Data analysis and statistical tests

Fiber-photometry recording data were exported as MATLAB. Mat files from Spike2 software for further analysis. All the raw data were smoothed with a moving average filter (20 ms span) and then segmented and aligned according to the onset of behavioral events within individual trials or bouts. The fluorescence change (ΔF/F) values were calculated as (F−F₀)/F₀, where F₀ is the baseline fluorescence signals averaged over a 1.5 s-long control time window (typically set 0.5 s) prior to a trigger event. To analyze the responses during social interaction, the control time window was set 3.5 s before interaction onset to minimize potential chasing-induced effects. ΔF/F values are presented as heatmaps or as average plots with a shaded area indicating the SEM. Mouse locomotor activity was analyzed using a custom video tracking software developed in house using MATLAB. We plotted the locomotor speed during the 4 s time window following cue onset (0 – 4 s) across individual trials in a behavior session. We then averaged the value per five trials for aversive conditioning and per ten trials for appetitive conditioning.

For the in vivo electrophysiological data, the spikes were sorted off-line with the Spike2 program. Single units were isolated using principal component analysis (PCA) of the spike waveforms that had signal-to-noise ratios of at least 2:1. PETH of spike firing rates (bin width 50 ms) were smoothed with a Gaussian kernel (σ = 50 ms) and then presented either as heatmaps or as average plots. To calculate standard scores, we used the mean firing frequency of a control period. Hierarchical clustering was carried out by reducing the dimensionality of standardized firing activity via principal component analysis (PCA). The first three major principle components (PCs) were then used to calculate a Euclidean distance metric. The complete agglomeration method was applied to build the hierarchy of clusters. Minor adjustments were made by sorting the clusters in the descending order based on the total Z-score values between 5 and 10 s from cue onset.

We applied multivariate permutation tests to analyze the statistical significance of the event-related fluorescence (ERF) change or peri-event time histograms (PETH) of spike firing rates (1000 permutations, α level of 0.05). The null distribution was retrieved from the maximum absolute T-score of all permutations to correct multiple comparisons in two-tailed tests. A series of inferential p values at each time point were generated and the results were superimposed on the average ERF or PETH curves with red and blue lines indicating statistically significant (p<0.05) increases or decreases, respectively.

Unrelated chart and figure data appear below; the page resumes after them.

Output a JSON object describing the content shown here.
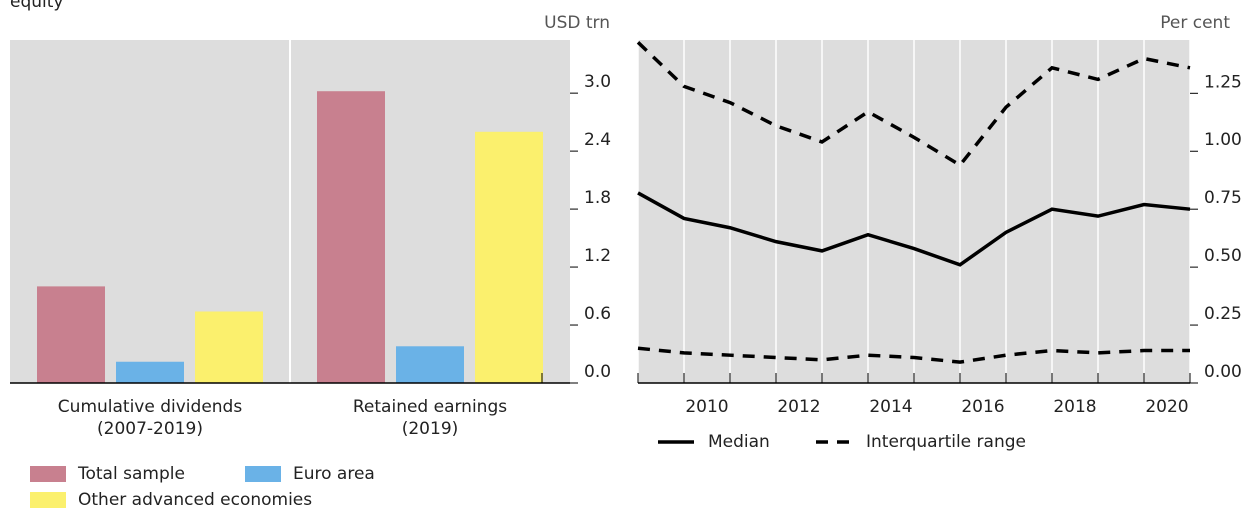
{
  "title": "equity",
  "chart_data": [
    {
      "type": "bar",
      "axis_label": "USD trn",
      "categories": [
        [
          "Cumulative dividends",
          "(2007-2019)"
        ],
        [
          "Retained earnings",
          "(2019)"
        ]
      ],
      "series": [
        {
          "name": "Total sample",
          "color": "#c8808f",
          "values": [
            1.0,
            3.02
          ]
        },
        {
          "name": "Euro area",
          "color": "#6ab2e7",
          "values": [
            0.22,
            0.38
          ]
        },
        {
          "name": "Other advanced economies",
          "color": "#fbf06d",
          "values": [
            0.74,
            2.6
          ]
        }
      ],
      "ylim": [
        0,
        3.55
      ],
      "yticks": [
        {
          "value": 0,
          "label": "0.0"
        },
        0.6,
        1.2,
        1.8,
        2.4,
        {
          "value": 3,
          "label": "3.0"
        }
      ]
    },
    {
      "type": "line",
      "axis_label": "Per cent",
      "x": [
        2008.5,
        2009.5,
        2010.5,
        2011.5,
        2012.5,
        2013.5,
        2014.5,
        2015.5,
        2016.5,
        2017.5,
        2018.5,
        2019.5,
        2020.5
      ],
      "series": [
        {
          "name": "Median",
          "color": "#000000",
          "style": "solid",
          "values": [
            0.82,
            0.71,
            0.67,
            0.61,
            0.57,
            0.64,
            0.58,
            0.51,
            0.65,
            0.75,
            0.72,
            0.77,
            0.75
          ]
        },
        {
          "name": "Interquartile range",
          "color": "#000000",
          "style": "dashed",
          "values": [
            1.47,
            1.28,
            1.21,
            1.11,
            1.04,
            1.17,
            1.06,
            0.94,
            1.19,
            1.36,
            1.31,
            1.4,
            1.36
          ],
          "values_low": [
            0.15,
            0.13,
            0.12,
            0.11,
            0.1,
            0.12,
            0.11,
            0.09,
            0.12,
            0.14,
            0.13,
            0.14,
            0.14
          ]
        }
      ],
      "xlim": [
        2008.5,
        2020.5
      ],
      "xticks": [
        2010,
        2012,
        2014,
        2016,
        2018,
        2020
      ],
      "ylim": [
        0,
        1.48
      ],
      "yticks": [
        {
          "value": 0,
          "label": "0.00"
        },
        0.25,
        {
          "value": 0.5,
          "label": "0.50"
        },
        0.75,
        {
          "value": 1,
          "label": "1.00"
        },
        1.25
      ]
    }
  ]
}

We plotted receiver operating characteristic (ROC) curves and calculated the area under the curve (AUC) for ERF throughout each trial by comparing the ERF of a 200 ms test window (50 ms advance step) to those in a control time window (200 ms) that occurred 1.8 s preceding the trial onset (−2 to −1.8 s). ROC values >0.5 indicate activation, and values <0.5 indicate inhibition. Differences in the ROC values between the Cue1 and Cue2 in Figure 6E–H were calculated by comparing ERF numbers during the same time windows (200 ms width, 50 ms advance step) throughout the entire trial. ROC values of 1 indicate complete selectivity for the Cue1 stimulus, and ROC values of 0 indicate complete selectivity for the Cue2 stimulus. Permutation tests with 1000 permutations were used to determine the statistical significance of the response strength and selectivity of aversive stimuli or rewards. We performed Kolmogorov–Smirnov tests for the statistical significance of the differences between the cumulative probability distributions. Similarly, we calculated the AUC for event-related fluorescent changes (ΔF/F) as the sum of Ca²⁺ transients.

We performed hierarchical clustering of the reward-related responses in three steps. We first applied principle component analysis (PCA) to reduce the dimensionality of standardized GCaMP signals and firing activity. We then used the first three major principle components (PCs) to define a Euclidean distance metric. Finally, we applied the complete agglomeration method to construct the hierarchy of clusters and plot dendrograms in MATLAB.